Когда адвокат вскакивает, порываясь уйти, Зе Мигел кладет пятерню ему на предплечье, сжимает, сжимает и заставляет сесть снова, не отводя взгляда от разъяренных глаз доктора Вале.
– Побьемся об заклад…
– Я стою на своем, но биться об заклад не стану.
– Хорошо, оставим заклад в покое. Но попробуйте, доктор, сядьте за руль машины дона Антонио после обкатки, пожалуйста.
– И дай обязательство, – вставляет дворянин, вызывая новый взрыв хохота.
– Да, сеньор, и я готов дать обязательство: если доктор доберется до Лиссабона меньше чем за тридцать пять минут, обязуюсь пожертвовать головой.
– Кому она нужна, – парирует адвокат.
– А я ее не продаю, по крайней мере не стану продавать всяким прохвостам без роду-племени.
Все скопом топят Каскильо до Вале в потоке намеков и оскорбительных замечаний. Затем, натешившись до пресыщения, возвращаются к машине. Когда дон Антонио Менданья повторяет, что хотел бы выяснить, за сколько времени доберется в ней до Мадрида, Зе Мигел заявляет, что готов ехать с ним. До Мадрида больше шестисот километров.

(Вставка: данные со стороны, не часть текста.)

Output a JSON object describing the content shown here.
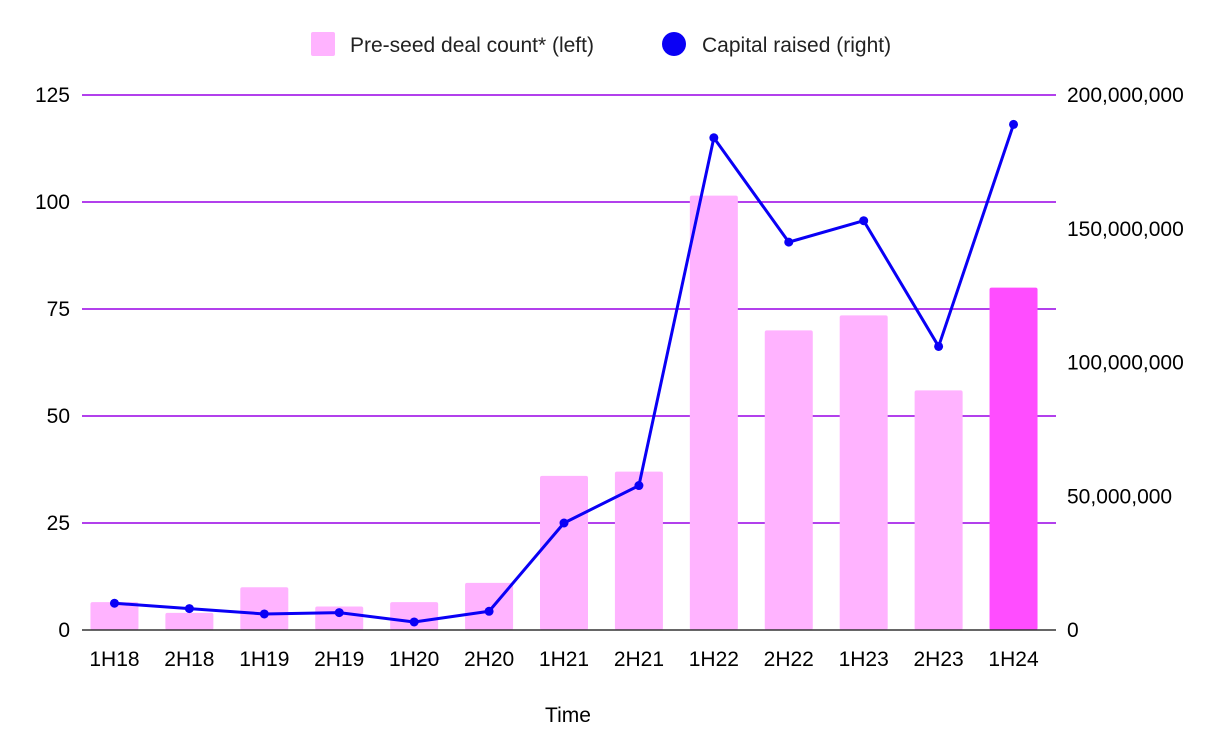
{
  "chart_data": {
    "type": "bar",
    "title": "",
    "xlabel": "Time",
    "ylabel": "",
    "y2label": "",
    "categories": [
      "1H18",
      "2H18",
      "1H19",
      "2H19",
      "1H20",
      "2H20",
      "1H21",
      "2H21",
      "1H22",
      "2H22",
      "1H23",
      "2H23",
      "1H24"
    ],
    "ylim": [
      0,
      125
    ],
    "y_ticks": [
      0,
      25,
      50,
      75,
      100,
      125
    ],
    "y_tick_labels": [
      "0",
      "25",
      "50",
      "75",
      "100",
      "125"
    ],
    "y2lim": [
      0,
      200000000
    ],
    "y2_ticks": [
      0,
      50000000,
      100000000,
      150000000,
      200000000
    ],
    "y2_tick_labels": [
      "0",
      "50,000,000",
      "100,000,000",
      "150,000,000",
      "200,000,000"
    ],
    "grid": true,
    "legend_position": "top",
    "series": [
      {
        "name": "Pre-seed deal count* (left)",
        "type": "bar",
        "axis": "left",
        "color": "#ffb3ff",
        "highlight_color": "#ff4dff",
        "highlight_index": 12,
        "values": [
          6.5,
          4,
          10,
          5.5,
          6.5,
          11,
          36,
          37,
          101.5,
          70,
          73.5,
          56,
          80
        ]
      },
      {
        "name": "Capital raised (right)",
        "type": "line",
        "axis": "right",
        "color": "#0a00f5",
        "values": [
          10000000,
          8000000,
          6000000,
          6500000,
          3000000,
          7000000,
          40000000,
          54000000,
          184000000,
          145000000,
          153000000,
          106000000,
          189000000
        ]
      }
    ],
    "colors": {
      "grid": "#9900e6",
      "baseline": "#333333",
      "bar": "#ffb3ff",
      "bar_highlight": "#ff4dff",
      "line": "#0a00f5"
    }
  }
}
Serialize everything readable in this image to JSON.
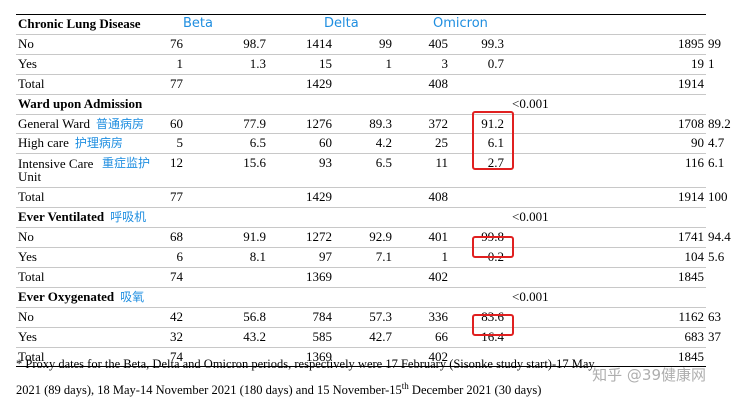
{
  "headers": {
    "beta": "Beta",
    "delta": "Delta",
    "omicron": "Omicron"
  },
  "rows": [
    {
      "type": "section",
      "label": "Chronic Lung Disease",
      "cols": [
        "",
        "",
        "",
        "",
        "",
        "",
        "",
        ""
      ]
    },
    {
      "type": "data",
      "label": "No",
      "cols": [
        "76",
        "98.7",
        "1414",
        "99",
        "405",
        "99.3",
        "1895",
        "99"
      ]
    },
    {
      "type": "data",
      "label": "Yes",
      "cols": [
        "1",
        "1.3",
        "15",
        "1",
        "3",
        "0.7",
        "19",
        "1"
      ]
    },
    {
      "type": "data",
      "label": "Total",
      "cols": [
        "77",
        "",
        "1429",
        "",
        "408",
        "",
        "1914",
        ""
      ]
    },
    {
      "type": "section",
      "label": "Ward upon Admission",
      "p": "<0.001",
      "cols": [
        "",
        "",
        "",
        "",
        "",
        "",
        "",
        ""
      ]
    },
    {
      "type": "data",
      "label": "General Ward",
      "cn": "普通病房",
      "cols": [
        "60",
        "77.9",
        "1276",
        "89.3",
        "372",
        "91.2",
        "1708",
        "89.2"
      ]
    },
    {
      "type": "data",
      "label": "High care",
      "cn": "护理病房",
      "cols": [
        "5",
        "6.5",
        "60",
        "4.2",
        "25",
        "6.1",
        "90",
        "4.7"
      ]
    },
    {
      "type": "data",
      "label": "Intensive Care Unit",
      "cn": "重症监护",
      "tall": true,
      "cols": [
        "12",
        "15.6",
        "93",
        "6.5",
        "11",
        "2.7",
        "116",
        "6.1"
      ]
    },
    {
      "type": "data",
      "label": "Total",
      "cols": [
        "77",
        "",
        "1429",
        "",
        "408",
        "",
        "1914",
        "100"
      ]
    },
    {
      "type": "section",
      "label": "Ever Ventilated",
      "cn": "呼吸机",
      "p": "<0.001",
      "cols": [
        "",
        "",
        "",
        "",
        "",
        "",
        "",
        ""
      ]
    },
    {
      "type": "data",
      "label": "No",
      "cols": [
        "68",
        "91.9",
        "1272",
        "92.9",
        "401",
        "99.8",
        "1741",
        "94.4"
      ]
    },
    {
      "type": "data",
      "label": "Yes",
      "cols": [
        "6",
        "8.1",
        "97",
        "7.1",
        "1",
        "0.2",
        "104",
        "5.6"
      ]
    },
    {
      "type": "data",
      "label": "Total",
      "cols": [
        "74",
        "",
        "1369",
        "",
        "402",
        "",
        "1845",
        ""
      ]
    },
    {
      "type": "section",
      "label": "Ever Oxygenated",
      "cn": "吸氧",
      "p": "<0.001",
      "cols": [
        "",
        "",
        "",
        "",
        "",
        "",
        "",
        ""
      ]
    },
    {
      "type": "data",
      "label": "No",
      "cols": [
        "42",
        "56.8",
        "784",
        "57.3",
        "336",
        "83.6",
        "1162",
        "63"
      ]
    },
    {
      "type": "data",
      "label": "Yes",
      "cols": [
        "32",
        "43.2",
        "585",
        "42.7",
        "66",
        "16.4",
        "683",
        "37"
      ]
    },
    {
      "type": "data",
      "label": "Total",
      "cols": [
        "74",
        "",
        "1369",
        "",
        "402",
        "",
        "1845",
        ""
      ]
    }
  ],
  "footnote": {
    "line1": "* Proxy dates for the Beta, Delta and Omicron periods, respectively were 17 February  (Sisonke study start)-17 May",
    "line2a": "2021 (89 days), 18 May-14 November 2021 (180 days) and 15 November-15",
    "line2sup": "th",
    "line2b": " December 2021 (30 days)"
  },
  "watermark": "知乎 @39健康网"
}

– Если вы хотите, дон Антонио, будем вести по очереди. Я, конечно, не такой искусник, как вы, но у меня хватит сноровки дожать до ста восьмидесяти, когда дорога позволит.
– До ста восьмидесяти? Эта машина, что перед вами, может выдать и двести. Для того я ее и купил.
– Все зависит от обкатки.
– A y меня нет терпения ждать. Когда я сажусь в такую машину, мне нужна скорость, забываю о семье и обо всем на свете.
Все знают, что это похвальба.
– Если хотите, дон Антонио, я обкатаю вам машину. По всем правилам. Вы меня знаете.
– Серьезно?
– Серьезно! Слово мужчины!.. Буду следовать заводским инструкциям с хронометрической точностью. Ни километра лишнего, ни секундой меньше.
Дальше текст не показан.